19-04-05 green leo 831


ISS Three-peat

19-04-05 ISS 840Although it was 150km south of me over Kingston Ont the space station was very high in the sky and moving correspondingly fast. I got a couple of quick shots one of which was not awful. This was 1/2000 sec ISO 400 f/6.5 at full zoom(2000mm). I brightened it with the windows photos tool. I don’t know why we only see one set of solar panels but i’m prepared to believe it’s some sort of lighting effect.

More ISS-ing Around

No wolves last night but I caught the ISS twice just after sunset. First near Cassiopeia then near the big dipper.
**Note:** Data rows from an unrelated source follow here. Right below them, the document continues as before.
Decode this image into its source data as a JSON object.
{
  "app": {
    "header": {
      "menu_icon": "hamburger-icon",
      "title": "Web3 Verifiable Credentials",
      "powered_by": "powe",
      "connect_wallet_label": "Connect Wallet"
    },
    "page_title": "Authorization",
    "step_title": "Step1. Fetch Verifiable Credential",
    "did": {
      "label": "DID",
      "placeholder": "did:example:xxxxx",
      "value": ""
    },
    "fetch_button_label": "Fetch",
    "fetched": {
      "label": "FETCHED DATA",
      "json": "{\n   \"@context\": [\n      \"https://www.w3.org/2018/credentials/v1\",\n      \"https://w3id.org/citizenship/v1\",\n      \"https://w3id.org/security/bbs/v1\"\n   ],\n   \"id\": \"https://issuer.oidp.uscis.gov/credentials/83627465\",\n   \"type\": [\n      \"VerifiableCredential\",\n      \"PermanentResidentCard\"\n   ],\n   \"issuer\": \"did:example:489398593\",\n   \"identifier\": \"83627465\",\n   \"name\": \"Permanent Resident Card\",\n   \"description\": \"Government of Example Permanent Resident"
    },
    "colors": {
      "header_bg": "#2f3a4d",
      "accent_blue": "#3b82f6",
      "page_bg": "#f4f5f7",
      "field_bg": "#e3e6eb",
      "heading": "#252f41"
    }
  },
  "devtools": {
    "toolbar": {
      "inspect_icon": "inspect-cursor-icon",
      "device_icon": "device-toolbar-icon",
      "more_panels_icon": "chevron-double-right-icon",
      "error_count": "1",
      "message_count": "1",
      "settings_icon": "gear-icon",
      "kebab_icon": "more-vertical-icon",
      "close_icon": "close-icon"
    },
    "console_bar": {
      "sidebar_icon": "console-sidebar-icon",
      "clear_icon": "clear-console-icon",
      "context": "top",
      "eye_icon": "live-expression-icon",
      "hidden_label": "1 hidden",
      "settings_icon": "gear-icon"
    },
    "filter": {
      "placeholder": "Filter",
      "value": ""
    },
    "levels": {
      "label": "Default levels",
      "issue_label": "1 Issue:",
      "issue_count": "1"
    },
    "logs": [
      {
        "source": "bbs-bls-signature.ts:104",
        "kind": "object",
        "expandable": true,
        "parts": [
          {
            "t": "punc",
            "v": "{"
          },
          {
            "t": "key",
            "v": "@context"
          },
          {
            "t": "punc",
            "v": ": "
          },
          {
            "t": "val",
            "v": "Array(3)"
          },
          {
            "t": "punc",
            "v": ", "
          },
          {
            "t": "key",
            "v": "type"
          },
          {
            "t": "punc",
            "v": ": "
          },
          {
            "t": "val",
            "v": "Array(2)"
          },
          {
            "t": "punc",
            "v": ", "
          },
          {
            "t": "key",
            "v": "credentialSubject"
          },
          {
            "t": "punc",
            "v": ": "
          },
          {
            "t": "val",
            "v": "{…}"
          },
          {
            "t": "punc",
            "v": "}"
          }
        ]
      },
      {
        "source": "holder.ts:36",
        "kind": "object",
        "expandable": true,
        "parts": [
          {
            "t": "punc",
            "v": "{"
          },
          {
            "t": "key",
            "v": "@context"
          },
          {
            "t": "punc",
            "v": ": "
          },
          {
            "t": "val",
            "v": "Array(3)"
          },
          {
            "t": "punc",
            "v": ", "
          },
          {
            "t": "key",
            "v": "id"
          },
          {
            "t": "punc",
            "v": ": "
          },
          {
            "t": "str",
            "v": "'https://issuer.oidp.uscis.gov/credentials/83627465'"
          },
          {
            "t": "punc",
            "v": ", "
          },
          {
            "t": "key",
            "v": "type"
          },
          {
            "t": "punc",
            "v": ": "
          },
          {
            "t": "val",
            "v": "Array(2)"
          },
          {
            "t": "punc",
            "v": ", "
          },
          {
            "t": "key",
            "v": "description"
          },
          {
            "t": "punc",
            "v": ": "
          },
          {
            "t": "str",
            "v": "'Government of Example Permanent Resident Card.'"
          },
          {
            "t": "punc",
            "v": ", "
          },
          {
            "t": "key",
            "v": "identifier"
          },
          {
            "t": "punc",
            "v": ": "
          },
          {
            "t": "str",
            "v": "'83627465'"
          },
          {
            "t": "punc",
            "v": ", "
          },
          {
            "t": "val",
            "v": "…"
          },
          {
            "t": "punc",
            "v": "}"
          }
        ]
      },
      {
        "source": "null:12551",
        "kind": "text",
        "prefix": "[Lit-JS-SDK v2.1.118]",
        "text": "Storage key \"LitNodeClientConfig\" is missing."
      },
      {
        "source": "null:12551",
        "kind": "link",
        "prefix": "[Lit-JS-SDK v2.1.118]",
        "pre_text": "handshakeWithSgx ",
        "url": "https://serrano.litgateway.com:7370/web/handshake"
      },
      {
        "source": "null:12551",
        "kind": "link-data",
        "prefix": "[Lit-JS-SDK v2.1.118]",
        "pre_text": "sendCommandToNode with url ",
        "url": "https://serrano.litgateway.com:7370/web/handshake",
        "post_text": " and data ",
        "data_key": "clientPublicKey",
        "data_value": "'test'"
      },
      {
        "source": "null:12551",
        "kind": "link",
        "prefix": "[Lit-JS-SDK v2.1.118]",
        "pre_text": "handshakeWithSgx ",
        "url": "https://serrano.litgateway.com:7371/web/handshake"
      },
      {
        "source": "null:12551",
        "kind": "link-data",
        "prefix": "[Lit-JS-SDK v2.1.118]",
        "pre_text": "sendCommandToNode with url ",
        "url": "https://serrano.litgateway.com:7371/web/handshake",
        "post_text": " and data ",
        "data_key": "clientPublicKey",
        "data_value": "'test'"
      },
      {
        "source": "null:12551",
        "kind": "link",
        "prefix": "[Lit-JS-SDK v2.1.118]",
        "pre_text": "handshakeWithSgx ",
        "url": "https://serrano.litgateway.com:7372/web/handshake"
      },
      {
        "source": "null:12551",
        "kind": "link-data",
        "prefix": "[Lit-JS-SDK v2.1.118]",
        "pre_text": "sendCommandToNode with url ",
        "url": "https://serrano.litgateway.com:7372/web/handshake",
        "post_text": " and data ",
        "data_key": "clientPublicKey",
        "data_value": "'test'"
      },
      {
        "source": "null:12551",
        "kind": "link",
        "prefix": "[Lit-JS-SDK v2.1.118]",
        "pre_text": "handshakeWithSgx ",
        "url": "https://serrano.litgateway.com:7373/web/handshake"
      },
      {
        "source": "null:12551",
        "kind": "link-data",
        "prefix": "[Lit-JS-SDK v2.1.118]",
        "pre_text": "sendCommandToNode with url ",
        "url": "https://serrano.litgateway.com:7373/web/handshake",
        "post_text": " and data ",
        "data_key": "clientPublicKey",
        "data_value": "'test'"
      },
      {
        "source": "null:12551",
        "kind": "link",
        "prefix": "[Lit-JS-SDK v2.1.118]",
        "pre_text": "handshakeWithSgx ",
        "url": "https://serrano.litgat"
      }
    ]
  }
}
The space station shows up as a streak because these are long exposures. The Cassiopeia one shows more sky colour because it was nearer the setting sun.


19-04-02 dipper pass 2

These are both extracted from timelapse/night-sky videos taken by the camera’s scene mode which means they are 25 second exposures at ISO 100 – I’m guessing f2.8 but not completely sure.

Disappearing Dippers

I remember clearly as a kid seeing the little dipper pouring into the big dipper in the night sky.  Now the little dipper is just lost in the light pollution.  Even in my chosen, out-of-town spot, with a long exposure it’s hard to pick out.  The first image below shows pretty much what I can see – Ursa Major is clear but Ursa Minor is MIA.  The second one has been brightened considerably so you can start to see the stars of the smaller dipper.  In the third one i went through and painfully picked out all the classic “dipper” stars in green.